Ancak araştırmacıların göz önünde bulundurduğu enerji geçişinin tek alanı bu değil. Elektrik gereksinimlerini yönetmek için mümkün olduğunca çok sayıda sabit depolama cihazı gereklidir. Bunlar “ikinci ömürlü” piller, yani elektrikli arabalardan atılan piller olabilir. Ancak pahalı ve nadir bulunan ham maddeleri, giderek daha karmaşık hale gelen geri dönüşüm süreçleriyle yeniden kullanılabilir. Araştırmacıların görevi, büyük ölçekte kullanılabilecek mümkün olan en ucuz sabit depolama sistemlerini geliştirmek ve böylece pillere kıyasla çok düşük enerji yoğunluğuna sahip, nispeten verimsiz pompalı depolamalı enerji santrallerinin yerini yavaş yavaş değiştirmektir.

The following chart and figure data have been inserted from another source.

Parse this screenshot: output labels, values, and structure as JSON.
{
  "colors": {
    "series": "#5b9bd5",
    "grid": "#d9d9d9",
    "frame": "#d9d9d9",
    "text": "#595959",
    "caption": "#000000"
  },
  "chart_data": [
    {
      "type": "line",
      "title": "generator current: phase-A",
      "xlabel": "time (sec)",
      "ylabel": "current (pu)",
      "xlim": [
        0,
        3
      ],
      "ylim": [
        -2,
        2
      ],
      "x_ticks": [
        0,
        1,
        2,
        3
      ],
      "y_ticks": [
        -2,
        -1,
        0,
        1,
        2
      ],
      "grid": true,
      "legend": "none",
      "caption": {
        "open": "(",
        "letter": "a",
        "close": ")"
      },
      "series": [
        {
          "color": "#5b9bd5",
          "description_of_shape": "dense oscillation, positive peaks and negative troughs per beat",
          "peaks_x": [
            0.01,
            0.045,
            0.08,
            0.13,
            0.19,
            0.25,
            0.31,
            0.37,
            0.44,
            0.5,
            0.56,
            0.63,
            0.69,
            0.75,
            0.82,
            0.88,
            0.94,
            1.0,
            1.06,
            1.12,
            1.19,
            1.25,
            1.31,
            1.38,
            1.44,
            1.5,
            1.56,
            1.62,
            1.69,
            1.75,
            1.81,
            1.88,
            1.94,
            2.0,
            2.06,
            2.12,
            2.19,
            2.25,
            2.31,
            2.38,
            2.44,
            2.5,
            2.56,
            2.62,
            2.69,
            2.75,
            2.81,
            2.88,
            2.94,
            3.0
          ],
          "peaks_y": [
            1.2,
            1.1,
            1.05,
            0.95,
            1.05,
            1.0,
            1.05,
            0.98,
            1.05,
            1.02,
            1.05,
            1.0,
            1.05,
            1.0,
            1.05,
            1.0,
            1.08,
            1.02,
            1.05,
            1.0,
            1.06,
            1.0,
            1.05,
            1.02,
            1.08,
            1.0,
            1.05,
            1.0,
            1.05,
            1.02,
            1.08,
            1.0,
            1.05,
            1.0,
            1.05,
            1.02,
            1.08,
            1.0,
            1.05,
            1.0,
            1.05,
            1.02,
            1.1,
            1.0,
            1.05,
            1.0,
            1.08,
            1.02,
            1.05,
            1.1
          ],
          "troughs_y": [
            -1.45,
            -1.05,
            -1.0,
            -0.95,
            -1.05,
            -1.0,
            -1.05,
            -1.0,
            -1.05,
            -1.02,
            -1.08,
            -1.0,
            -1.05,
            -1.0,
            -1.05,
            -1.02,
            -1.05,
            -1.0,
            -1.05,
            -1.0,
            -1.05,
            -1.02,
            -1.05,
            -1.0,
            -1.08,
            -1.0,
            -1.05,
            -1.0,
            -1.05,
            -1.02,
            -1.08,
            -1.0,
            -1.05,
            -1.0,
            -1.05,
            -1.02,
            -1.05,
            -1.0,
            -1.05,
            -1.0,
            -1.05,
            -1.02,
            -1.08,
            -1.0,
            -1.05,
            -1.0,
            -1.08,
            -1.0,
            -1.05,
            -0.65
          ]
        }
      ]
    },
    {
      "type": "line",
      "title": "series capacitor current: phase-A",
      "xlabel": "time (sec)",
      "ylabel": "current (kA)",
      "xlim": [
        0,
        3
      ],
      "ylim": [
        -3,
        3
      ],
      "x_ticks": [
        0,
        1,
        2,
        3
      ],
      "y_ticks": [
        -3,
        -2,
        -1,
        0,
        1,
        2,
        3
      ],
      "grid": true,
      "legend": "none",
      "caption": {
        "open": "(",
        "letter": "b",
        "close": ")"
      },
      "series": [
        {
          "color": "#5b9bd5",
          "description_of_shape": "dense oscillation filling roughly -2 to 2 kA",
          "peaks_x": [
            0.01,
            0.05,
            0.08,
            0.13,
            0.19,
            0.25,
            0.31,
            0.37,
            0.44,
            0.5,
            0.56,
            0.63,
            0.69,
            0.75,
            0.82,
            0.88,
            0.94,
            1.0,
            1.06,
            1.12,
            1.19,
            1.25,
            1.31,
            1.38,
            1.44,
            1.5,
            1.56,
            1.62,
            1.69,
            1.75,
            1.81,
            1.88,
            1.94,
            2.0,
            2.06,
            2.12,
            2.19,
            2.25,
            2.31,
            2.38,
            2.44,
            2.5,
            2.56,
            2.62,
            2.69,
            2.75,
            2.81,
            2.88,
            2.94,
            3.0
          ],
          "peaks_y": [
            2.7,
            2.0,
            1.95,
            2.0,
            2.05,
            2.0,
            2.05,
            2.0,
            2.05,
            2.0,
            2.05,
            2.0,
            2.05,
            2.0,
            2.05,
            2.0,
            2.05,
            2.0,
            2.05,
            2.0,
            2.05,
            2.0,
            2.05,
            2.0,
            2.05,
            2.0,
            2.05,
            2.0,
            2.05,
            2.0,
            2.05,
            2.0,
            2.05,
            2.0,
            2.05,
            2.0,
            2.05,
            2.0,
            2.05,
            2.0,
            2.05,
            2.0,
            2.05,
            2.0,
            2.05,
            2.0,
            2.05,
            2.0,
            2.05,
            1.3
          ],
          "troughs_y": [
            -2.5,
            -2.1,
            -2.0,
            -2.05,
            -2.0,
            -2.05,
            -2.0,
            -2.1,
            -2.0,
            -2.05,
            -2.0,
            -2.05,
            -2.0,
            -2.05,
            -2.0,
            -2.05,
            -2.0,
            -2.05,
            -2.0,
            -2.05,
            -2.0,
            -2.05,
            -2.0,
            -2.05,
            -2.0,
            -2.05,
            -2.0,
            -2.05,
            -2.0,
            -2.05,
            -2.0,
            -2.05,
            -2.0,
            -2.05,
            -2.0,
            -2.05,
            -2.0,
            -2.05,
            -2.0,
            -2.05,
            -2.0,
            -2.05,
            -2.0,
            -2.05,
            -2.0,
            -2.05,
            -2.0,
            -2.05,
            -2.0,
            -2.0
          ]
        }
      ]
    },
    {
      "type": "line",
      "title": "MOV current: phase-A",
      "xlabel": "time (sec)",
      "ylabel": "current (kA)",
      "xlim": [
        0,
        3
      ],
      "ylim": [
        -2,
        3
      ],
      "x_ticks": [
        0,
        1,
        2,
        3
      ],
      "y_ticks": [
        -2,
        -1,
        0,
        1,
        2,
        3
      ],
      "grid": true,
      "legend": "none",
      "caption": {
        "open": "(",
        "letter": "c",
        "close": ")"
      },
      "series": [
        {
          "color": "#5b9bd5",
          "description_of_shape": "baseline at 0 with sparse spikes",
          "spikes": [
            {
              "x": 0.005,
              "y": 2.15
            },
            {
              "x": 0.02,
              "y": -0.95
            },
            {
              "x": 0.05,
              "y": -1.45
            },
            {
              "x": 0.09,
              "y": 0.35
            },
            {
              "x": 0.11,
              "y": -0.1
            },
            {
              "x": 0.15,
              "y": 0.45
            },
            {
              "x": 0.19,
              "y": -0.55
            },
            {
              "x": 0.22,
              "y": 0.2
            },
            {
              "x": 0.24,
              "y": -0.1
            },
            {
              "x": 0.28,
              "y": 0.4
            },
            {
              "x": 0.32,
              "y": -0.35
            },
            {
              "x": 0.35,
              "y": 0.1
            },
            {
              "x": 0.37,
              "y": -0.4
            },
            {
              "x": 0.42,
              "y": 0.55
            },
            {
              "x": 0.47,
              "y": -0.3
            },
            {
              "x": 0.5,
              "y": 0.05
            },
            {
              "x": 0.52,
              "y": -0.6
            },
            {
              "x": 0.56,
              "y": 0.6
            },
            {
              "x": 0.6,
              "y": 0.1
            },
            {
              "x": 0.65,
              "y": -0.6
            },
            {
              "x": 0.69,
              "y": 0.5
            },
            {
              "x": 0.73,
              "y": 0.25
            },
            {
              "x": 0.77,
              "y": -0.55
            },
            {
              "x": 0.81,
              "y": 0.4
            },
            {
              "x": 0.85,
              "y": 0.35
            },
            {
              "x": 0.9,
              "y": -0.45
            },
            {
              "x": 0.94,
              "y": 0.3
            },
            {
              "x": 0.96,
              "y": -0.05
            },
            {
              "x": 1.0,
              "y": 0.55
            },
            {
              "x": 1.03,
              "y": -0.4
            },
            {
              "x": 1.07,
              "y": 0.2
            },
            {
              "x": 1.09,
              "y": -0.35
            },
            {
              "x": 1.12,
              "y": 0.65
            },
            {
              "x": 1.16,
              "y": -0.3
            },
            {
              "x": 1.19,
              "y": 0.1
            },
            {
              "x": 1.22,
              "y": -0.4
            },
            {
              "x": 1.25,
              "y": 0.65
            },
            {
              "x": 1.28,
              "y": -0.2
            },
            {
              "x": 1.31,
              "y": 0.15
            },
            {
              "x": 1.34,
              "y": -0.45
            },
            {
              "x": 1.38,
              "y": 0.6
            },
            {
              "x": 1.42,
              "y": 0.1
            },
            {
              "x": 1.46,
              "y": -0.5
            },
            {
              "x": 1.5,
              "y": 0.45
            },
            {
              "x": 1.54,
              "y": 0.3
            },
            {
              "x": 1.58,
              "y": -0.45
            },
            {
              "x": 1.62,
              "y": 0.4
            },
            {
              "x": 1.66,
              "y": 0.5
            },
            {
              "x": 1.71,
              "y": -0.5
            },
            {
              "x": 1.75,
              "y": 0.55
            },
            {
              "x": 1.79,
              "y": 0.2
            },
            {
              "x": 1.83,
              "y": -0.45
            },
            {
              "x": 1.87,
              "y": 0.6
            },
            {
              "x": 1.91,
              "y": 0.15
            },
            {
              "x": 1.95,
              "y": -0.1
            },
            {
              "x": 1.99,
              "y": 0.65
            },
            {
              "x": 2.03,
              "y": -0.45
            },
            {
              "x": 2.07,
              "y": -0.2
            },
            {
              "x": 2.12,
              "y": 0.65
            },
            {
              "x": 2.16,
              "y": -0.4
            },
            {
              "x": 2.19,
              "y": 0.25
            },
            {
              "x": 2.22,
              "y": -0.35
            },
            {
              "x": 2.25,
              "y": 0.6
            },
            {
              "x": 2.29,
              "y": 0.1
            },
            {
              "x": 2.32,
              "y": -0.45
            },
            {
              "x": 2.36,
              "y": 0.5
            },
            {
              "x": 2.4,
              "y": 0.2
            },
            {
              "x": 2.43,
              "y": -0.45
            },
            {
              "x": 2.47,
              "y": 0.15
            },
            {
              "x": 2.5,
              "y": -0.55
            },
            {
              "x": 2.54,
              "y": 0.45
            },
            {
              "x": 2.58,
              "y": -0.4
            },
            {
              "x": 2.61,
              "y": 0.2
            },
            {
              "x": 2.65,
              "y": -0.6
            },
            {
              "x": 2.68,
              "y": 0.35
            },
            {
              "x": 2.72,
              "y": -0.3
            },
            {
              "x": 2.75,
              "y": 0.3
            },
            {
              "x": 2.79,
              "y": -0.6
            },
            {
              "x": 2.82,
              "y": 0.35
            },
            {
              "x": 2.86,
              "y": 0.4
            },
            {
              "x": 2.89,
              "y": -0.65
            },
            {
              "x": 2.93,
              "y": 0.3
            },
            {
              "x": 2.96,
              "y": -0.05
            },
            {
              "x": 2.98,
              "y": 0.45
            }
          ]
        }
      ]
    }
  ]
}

Bu zorluğun anahtarı malzemelerdir. Lityum iyon pillerde katot kobalt ve nikelden yapılmıştır. Peki ya bunun yerine çok daha ucuz olan demir kullansaydınız? Böylece mühendisler katodu demir(III) hidroksiflorür ile birleştiriyor. İşin püf noktası, florürlerin elektronlar ve lityum iyonları için zayıf iletkenliğe sahip olmasıdır. Çözüm basit ve pahalı değil. Araştırmacılar demir(III) hidroksiflorürü özel bir kristal yapıya yerleştirdiler. Bu sözde piroklor yapısı, içinde lityum iyonlarını ileten geçitler içerir. Kravchyk mutlu bir şekilde şunları söylüyor: “Pilimizle önemli ölçüde daha düşük bir fiyata benzer bir performans elde edebildik” ve şunu ekliyor: “Şimdiye kadar neredeyse hiç kimsenin bu gelecek vaat eden malzemenin maliyet etkin bir şekilde nasıl üretilebileceğini araştırmamış olmasına şaşırdık.” Umut verici görünüyor. Artık bu pillerin günlük testleri geçmesi gerekiyor.